Expect this to grow as the field maps where AI tools genuinely support quality care.
The concerns
The fear is real, and some of it is justified. Resistance often comes simply from changing the status quo, but educators have raised concrete worries about AI's effect on their workload and their role as teachers.
Speed is another problem. These tools develop faster than our understanding of their benefits and unintended consequences, which means policy and regulation have to catch up before the technology can be used safely at scale. Data risks matter too: HIPAA breaches and security gaps are genuine threats, and consumer-facing health AI needs to meet the same reliability and accuracy bar as the tools adopted inside healthcare. Solid training and clear guidance go a long way toward easing the fear.
The future of AI in nursing
Moving forward means the profession has to focus on what's possible rather than only on what's changing. A few steps make the integration work:
- Educators build their own knowledge and comfort with AI basics through courses and workshops.
- Programs add nursing informatics to the curriculum, covering data and technological literacy, systems thinking, critical thinking, genomics, AI algorithms, the ethics of AI, and the analysis and implications of big data.
- Leadership incentivizes educators to drive these curriculum changes.
- Informatics and digital health competencies get built into every area of nursing education.
- Nurses serve as co-designers of AI health tools.
- Educators get familiar with the TIGER Nursing Informatics Competencies Model (2009), built to integrate technology into nursing curricula.
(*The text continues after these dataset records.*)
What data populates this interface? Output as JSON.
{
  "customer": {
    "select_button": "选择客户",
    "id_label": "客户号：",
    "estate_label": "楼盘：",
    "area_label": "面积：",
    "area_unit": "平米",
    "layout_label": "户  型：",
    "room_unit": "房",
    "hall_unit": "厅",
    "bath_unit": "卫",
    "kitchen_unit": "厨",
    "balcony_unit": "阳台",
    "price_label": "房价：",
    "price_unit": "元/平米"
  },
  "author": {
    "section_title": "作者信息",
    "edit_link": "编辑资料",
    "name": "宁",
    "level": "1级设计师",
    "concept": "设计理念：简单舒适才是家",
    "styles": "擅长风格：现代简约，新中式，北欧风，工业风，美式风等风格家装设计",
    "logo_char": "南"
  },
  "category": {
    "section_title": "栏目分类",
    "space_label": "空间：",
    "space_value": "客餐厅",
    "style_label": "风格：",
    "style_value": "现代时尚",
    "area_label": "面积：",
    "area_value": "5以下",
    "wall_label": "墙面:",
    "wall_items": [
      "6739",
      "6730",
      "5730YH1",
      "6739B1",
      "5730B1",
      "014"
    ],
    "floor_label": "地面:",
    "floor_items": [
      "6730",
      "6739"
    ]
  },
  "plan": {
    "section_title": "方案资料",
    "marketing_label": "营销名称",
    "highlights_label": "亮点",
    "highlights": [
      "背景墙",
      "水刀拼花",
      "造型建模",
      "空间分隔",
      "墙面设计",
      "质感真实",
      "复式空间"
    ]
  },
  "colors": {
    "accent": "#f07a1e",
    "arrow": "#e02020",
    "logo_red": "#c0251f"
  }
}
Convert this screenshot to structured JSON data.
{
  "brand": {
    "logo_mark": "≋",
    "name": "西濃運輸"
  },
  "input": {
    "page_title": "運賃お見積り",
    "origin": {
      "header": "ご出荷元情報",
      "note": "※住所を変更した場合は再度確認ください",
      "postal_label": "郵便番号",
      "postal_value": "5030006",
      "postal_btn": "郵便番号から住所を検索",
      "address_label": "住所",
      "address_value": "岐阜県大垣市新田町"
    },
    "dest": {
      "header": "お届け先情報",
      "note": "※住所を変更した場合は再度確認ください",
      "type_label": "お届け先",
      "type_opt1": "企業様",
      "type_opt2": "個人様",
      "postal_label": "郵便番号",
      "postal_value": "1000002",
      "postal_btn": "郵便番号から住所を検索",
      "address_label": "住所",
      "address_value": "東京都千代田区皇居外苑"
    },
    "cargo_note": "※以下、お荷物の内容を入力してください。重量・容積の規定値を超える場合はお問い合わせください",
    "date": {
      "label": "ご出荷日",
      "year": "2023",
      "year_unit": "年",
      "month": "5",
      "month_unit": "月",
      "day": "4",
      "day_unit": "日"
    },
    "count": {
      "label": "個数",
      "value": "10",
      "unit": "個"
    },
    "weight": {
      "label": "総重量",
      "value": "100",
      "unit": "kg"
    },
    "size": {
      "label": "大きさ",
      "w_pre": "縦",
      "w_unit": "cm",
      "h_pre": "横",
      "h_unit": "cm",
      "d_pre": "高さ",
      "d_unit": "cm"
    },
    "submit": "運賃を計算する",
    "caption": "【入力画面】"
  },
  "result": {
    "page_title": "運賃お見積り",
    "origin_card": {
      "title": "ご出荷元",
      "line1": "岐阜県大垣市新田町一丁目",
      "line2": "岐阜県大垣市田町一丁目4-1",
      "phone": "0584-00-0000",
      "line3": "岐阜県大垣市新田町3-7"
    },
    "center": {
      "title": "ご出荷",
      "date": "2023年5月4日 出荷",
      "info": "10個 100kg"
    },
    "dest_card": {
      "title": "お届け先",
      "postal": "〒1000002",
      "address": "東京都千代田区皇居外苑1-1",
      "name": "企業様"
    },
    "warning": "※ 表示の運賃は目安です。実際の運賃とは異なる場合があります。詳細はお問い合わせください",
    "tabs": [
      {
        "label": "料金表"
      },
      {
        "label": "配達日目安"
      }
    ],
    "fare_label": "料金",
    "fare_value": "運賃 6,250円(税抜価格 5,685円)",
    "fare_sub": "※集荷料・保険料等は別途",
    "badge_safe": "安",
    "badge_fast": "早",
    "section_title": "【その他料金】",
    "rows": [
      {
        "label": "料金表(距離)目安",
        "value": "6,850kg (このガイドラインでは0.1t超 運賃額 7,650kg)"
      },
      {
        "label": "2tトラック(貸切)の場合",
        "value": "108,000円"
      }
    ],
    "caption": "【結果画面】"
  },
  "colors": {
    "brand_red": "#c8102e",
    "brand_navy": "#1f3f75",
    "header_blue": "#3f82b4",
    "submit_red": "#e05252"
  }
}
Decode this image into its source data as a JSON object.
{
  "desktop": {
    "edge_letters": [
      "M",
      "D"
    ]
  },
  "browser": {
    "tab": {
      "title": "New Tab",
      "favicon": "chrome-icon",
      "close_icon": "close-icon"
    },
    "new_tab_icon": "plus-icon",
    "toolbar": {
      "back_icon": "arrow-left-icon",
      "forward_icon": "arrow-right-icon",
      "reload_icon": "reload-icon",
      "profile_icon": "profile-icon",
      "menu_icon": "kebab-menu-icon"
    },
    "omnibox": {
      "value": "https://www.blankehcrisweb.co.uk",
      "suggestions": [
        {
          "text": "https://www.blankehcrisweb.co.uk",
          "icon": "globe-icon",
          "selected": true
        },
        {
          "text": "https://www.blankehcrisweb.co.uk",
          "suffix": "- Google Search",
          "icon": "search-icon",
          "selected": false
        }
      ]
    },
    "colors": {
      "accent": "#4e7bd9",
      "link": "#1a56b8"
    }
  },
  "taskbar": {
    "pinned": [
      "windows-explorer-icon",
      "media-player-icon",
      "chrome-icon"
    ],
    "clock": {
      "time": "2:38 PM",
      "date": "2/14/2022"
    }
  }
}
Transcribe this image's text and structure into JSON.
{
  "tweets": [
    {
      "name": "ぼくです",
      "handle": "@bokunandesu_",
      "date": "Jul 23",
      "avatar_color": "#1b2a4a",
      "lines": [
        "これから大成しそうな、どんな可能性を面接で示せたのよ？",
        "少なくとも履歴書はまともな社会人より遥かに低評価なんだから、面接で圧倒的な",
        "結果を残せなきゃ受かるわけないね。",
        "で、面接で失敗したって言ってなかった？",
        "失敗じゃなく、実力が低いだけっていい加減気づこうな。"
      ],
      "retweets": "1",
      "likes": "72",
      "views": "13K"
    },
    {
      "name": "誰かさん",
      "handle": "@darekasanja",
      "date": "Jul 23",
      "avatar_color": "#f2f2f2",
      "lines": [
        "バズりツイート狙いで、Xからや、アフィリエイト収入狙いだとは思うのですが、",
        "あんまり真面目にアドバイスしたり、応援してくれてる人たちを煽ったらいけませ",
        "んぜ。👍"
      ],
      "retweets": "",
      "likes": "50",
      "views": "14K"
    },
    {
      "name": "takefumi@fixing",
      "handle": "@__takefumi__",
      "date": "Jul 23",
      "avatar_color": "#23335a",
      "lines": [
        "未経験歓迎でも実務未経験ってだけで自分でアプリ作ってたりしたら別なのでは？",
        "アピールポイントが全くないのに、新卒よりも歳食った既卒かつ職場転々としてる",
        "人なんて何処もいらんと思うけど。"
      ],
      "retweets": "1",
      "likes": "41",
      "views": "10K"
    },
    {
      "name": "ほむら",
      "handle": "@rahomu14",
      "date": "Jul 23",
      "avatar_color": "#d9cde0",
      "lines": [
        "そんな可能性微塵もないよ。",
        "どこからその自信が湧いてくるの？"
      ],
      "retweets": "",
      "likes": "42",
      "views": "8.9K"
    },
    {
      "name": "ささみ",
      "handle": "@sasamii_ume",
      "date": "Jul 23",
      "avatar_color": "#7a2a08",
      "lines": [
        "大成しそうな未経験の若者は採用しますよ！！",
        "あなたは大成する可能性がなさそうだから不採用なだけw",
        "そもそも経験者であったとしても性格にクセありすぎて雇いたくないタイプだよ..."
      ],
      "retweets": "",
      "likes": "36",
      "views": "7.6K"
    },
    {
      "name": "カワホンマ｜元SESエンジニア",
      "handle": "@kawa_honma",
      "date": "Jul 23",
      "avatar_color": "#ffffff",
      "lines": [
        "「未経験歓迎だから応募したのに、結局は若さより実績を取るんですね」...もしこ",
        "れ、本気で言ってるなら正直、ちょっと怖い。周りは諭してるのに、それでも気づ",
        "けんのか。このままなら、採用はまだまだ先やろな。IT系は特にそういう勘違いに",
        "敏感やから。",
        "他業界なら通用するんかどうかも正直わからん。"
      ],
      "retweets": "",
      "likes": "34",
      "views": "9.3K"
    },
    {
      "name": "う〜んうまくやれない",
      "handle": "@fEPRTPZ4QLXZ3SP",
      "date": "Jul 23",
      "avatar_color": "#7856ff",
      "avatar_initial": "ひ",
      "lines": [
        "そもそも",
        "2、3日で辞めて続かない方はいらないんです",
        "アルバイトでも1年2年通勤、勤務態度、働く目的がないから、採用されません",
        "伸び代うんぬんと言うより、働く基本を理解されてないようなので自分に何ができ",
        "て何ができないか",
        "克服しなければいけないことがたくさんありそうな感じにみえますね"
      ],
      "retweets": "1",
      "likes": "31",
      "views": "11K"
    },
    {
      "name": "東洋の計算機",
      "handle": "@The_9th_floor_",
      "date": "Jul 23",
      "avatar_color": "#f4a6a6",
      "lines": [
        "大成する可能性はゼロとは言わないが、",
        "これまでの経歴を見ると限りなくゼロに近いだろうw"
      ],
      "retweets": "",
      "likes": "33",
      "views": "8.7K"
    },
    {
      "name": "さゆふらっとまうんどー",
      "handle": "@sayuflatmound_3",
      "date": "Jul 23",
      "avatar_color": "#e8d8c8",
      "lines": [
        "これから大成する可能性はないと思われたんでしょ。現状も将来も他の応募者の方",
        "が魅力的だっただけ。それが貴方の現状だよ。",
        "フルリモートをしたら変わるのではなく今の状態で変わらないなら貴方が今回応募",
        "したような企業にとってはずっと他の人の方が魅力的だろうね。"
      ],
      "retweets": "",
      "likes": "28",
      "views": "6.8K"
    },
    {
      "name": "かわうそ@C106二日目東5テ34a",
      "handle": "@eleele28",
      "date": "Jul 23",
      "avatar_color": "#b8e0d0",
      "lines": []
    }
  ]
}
The potential is broad but demands critical evaluation, and it will take time for AI health tools to blend fully into nursing programs. Used right, they strengthen clinical decision-making and enhance teaching and learning. The line that can't move: these tools exist to support and assist, never to replace the critical thinking of the nurse.
Sources: Health IT, Adoption of Electronic Health Records by Hospital Service Type 2019-2021 (2023); Buchanan C et al., Predicted Influences of Artificial Intelligence on Nursing Education: Scoping Review (2021); Gagne J, The State of Artificial Intelligence in Nursing Education (2023); Health IT, Office-based Physician Electronic Health Record Adoption (2023).